Cubase 9.0.30 Updated - Video Problems

Update installed no problem except for the video.
When I try to import a video I get a message “Quick Time cannot be initialized. If you want to playback video, please make sure it is installed on your system.”

I thought the new video engine did not use Quick Time.
Do I really have to install it?

Its not installed at the moment. Any help would be appreciated.

It sounds like it didn’t update the video succesfully. Re-installing it should fix it.

Thanks for the response.
I tried to install again but the updater says that Cubase 9.0.30 Update is already installed.
There does not seem to be a way to reinstall.
Any ideas?

Running CB About also states 9.0.30 is installed. :confused:

I uninstalled cubase 9.0.30 and reinstalled cubase 9.0.00

Checked it was running and tried to open a video. Same message about installing Quicktime.

Installed cubase 9.0.30 Updater and rechecked. Now the video works as expected.

As a side note I only tested MP4, the video and audio imported perfectly.

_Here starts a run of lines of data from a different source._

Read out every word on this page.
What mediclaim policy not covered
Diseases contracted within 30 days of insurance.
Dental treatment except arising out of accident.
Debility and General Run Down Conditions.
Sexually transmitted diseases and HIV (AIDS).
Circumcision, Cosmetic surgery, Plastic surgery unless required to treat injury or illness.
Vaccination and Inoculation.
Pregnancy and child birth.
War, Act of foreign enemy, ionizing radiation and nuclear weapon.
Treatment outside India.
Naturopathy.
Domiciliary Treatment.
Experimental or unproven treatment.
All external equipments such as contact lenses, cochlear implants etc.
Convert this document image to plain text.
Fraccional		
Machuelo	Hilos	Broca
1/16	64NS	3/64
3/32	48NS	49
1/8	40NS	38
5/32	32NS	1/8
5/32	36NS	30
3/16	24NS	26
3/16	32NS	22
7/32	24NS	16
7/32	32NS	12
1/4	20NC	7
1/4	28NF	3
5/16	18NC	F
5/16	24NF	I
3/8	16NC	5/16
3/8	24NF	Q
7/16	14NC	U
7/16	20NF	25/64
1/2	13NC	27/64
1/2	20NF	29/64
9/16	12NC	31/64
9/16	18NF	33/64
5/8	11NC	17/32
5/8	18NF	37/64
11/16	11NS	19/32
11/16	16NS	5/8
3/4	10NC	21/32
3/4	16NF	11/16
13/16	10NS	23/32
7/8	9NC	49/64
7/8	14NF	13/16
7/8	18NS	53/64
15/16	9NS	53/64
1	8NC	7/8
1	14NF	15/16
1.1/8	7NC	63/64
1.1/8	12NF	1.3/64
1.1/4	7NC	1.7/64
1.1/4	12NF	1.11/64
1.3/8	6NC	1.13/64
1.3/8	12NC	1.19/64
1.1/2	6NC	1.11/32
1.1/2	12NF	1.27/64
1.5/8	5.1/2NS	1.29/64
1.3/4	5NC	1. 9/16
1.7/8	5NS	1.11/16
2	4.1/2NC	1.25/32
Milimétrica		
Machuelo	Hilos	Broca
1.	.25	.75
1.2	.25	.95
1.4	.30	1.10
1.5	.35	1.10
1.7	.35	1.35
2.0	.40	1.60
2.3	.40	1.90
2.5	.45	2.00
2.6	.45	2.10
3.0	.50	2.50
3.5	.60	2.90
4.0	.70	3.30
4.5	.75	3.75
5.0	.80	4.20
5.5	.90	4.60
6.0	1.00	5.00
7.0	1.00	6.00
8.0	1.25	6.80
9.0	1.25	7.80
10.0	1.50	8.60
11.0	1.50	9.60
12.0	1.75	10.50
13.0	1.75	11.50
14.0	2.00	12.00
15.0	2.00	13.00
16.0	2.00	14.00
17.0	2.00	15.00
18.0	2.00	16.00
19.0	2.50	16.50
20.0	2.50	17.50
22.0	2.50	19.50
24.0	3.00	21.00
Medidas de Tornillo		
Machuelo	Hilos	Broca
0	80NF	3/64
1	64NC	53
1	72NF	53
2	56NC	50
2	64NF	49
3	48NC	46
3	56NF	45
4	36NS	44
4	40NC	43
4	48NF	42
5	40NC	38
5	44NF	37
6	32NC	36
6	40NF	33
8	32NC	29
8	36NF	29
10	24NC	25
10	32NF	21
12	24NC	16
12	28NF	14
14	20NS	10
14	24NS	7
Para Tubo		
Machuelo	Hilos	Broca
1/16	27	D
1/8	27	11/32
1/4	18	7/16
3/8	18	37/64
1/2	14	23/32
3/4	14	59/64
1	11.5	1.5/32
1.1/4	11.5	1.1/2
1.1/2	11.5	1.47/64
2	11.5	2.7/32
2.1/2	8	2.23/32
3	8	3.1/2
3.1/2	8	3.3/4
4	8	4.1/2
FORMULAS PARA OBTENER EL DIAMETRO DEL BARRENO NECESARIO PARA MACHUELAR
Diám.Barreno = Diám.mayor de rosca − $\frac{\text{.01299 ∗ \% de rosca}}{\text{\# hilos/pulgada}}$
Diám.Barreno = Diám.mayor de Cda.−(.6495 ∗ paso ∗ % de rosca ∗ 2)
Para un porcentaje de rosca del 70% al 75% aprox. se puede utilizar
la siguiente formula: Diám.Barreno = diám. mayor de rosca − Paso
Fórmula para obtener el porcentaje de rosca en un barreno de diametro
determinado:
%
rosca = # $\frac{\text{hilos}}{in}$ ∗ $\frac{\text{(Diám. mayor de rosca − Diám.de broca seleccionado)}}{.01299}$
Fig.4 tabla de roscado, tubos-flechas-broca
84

Also the Extract Audio From Video function worked.
On other forums people have experienced mixed results with the audio from video.
It might be worth reinstalling CB9 again. :smiley:

Importing audio from video only doesn’t work on Windows 7. This is a known limitation.

Short answer: convert every video you want to import to a lower resolution MP4 first, using something like Handbrake

Somewhat longer answer: do what I said in the short answer above, but also match the video framerate and audio sample rate (in Cubase project properties). The most likely reason that audio is not imported from a video file is that the project audio sample rate is set differently to that of the video file you are trying to import. You can use something like MediaInfo to find out what the format of the audio in the video file is.
Much longer answer: there are so many video formats out there that you would have no time to make music if you were to begin to learn about all of them. Only when you examine all the variables in digital video formats will you appreciate how lucky we audio people are with only a handful of generally compatible audio formats to have to deal with!

Here are a couple of things to consider:

  • if you’re composing against a video track, you probably don’t need a full resolution (e.g. 4K) video file
  • the easier it is to decode and display a video track, the less likely you are to have audio glitches

Now, that second item is a potential problem right now because the one format that appears to work consistently with the new video engine is MP4, which can put a significant hit on the CPU while decoding, so the only thing you can do to compensate is, for example, convert to a lower-resolution format. All you really need is to be able to see where you are in the video, and with this new engine you can’t replace the audio in the original video, so the video track really is only a guide.